A quick aside on creating films

This was another huge learning opportunity, and forced me to ask different questions and make new choices. I wondered about how "fancy" to go with editing and splicing clips together, having projected on 3 different sites around the Flats (the white construction hoarding of the LRT station, an NCC exhibit about Flats industrial history, and an electrical box at the intersection of the parkway built as part of the Greber Plan after the expropriation and demolition.) In the end, I decided to keep it simple to maintain the integrity of the loop of paintings and footage I had created. The video also got some text at the intro and credits at the conclusion in case it is ever seen separately from the website.

Failures and conclusions

Wondering about the potential failures and shortcomings of this project probably won't end with the end of this term, especially as I plan to continue to develop this project. I am a bit insecure about a lack of "history work" visible on the site, or in this notebook.
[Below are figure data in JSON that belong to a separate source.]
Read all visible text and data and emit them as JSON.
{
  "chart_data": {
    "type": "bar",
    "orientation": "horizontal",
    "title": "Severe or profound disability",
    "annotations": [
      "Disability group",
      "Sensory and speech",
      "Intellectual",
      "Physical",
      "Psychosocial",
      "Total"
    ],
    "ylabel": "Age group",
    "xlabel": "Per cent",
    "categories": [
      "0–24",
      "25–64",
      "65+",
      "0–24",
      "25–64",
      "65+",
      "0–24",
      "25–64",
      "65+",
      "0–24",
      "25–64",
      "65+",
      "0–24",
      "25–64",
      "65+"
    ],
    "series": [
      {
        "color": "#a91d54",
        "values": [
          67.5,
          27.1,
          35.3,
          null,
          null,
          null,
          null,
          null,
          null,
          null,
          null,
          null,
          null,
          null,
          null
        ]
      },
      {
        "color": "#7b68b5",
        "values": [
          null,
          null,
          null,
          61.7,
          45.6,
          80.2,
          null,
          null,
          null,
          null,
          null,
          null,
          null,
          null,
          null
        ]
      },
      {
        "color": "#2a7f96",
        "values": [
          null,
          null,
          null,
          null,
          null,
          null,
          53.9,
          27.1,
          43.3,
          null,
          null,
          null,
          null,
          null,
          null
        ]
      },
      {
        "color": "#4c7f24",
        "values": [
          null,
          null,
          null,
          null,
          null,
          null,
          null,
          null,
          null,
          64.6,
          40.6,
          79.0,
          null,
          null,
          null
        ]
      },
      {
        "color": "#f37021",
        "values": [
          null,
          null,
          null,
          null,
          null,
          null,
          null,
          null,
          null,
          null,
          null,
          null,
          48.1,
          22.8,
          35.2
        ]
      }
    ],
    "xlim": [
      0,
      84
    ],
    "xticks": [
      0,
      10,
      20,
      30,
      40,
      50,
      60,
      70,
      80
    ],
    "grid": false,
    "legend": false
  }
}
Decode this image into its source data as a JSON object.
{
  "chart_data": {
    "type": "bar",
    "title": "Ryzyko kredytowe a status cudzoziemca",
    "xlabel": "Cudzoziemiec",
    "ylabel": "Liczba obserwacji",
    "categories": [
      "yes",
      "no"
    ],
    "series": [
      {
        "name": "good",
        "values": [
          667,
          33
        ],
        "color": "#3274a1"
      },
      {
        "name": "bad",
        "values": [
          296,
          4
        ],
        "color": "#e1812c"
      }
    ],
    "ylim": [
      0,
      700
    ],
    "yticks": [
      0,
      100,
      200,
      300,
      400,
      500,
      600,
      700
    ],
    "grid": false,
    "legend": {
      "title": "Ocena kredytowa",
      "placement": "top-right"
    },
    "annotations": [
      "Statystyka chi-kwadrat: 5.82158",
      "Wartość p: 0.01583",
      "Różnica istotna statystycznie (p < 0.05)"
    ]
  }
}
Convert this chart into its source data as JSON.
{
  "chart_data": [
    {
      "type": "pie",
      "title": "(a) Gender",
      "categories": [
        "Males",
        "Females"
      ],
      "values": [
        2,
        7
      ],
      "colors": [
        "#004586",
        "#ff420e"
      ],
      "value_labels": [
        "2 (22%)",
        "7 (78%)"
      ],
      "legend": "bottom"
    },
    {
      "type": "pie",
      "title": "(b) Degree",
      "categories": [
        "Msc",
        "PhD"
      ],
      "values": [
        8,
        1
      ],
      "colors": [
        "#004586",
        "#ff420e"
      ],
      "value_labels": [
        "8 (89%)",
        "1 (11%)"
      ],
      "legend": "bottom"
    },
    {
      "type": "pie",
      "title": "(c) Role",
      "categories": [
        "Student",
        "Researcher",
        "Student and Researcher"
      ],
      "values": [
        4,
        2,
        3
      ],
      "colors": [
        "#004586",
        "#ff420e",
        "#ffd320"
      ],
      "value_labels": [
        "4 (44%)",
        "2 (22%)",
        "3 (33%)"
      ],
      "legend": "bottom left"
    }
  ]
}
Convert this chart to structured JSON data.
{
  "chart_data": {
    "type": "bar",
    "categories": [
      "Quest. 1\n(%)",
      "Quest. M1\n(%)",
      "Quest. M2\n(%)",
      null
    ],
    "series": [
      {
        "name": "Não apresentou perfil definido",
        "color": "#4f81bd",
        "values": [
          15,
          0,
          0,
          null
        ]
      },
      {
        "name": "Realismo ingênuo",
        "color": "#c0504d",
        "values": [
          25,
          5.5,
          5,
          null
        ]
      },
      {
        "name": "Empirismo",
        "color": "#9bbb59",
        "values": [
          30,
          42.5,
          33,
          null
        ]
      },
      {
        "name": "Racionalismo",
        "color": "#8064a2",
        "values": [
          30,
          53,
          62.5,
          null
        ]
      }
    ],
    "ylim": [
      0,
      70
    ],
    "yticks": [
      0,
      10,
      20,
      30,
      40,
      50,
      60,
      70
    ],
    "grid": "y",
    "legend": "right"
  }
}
Is the project shallow? Conceiving of it as a work-in-progress helps with this. I think the process of digital public history making will always challenge training too - that it's imperative to have thorough research and documentation before putting anything "out there" is a hard thing to get over. It's been clear though, through this course and other work in digital humanities at Carleton this year, that openness (early!) is always worthwhile. I am also wondering about the community engagement/participation part, but will deal with that in the same way - this is a work-in-progress. The openness through devlogs, this paradata, and accessibility through the contact page is helpful in addressing this concern too. A final thought that I'm still rolling around is about nostalgia - is the project built on it? Is that a bad thing? I don't necessarily think so, but this speaks again to the conflict / juncture of art and public history, and nagging questions about what's "allowed" or not... Picturing Lebreton Flats has certainly given me the chance to develop tons of new skills, explore new avenues of digital making, and reflect on what it all means.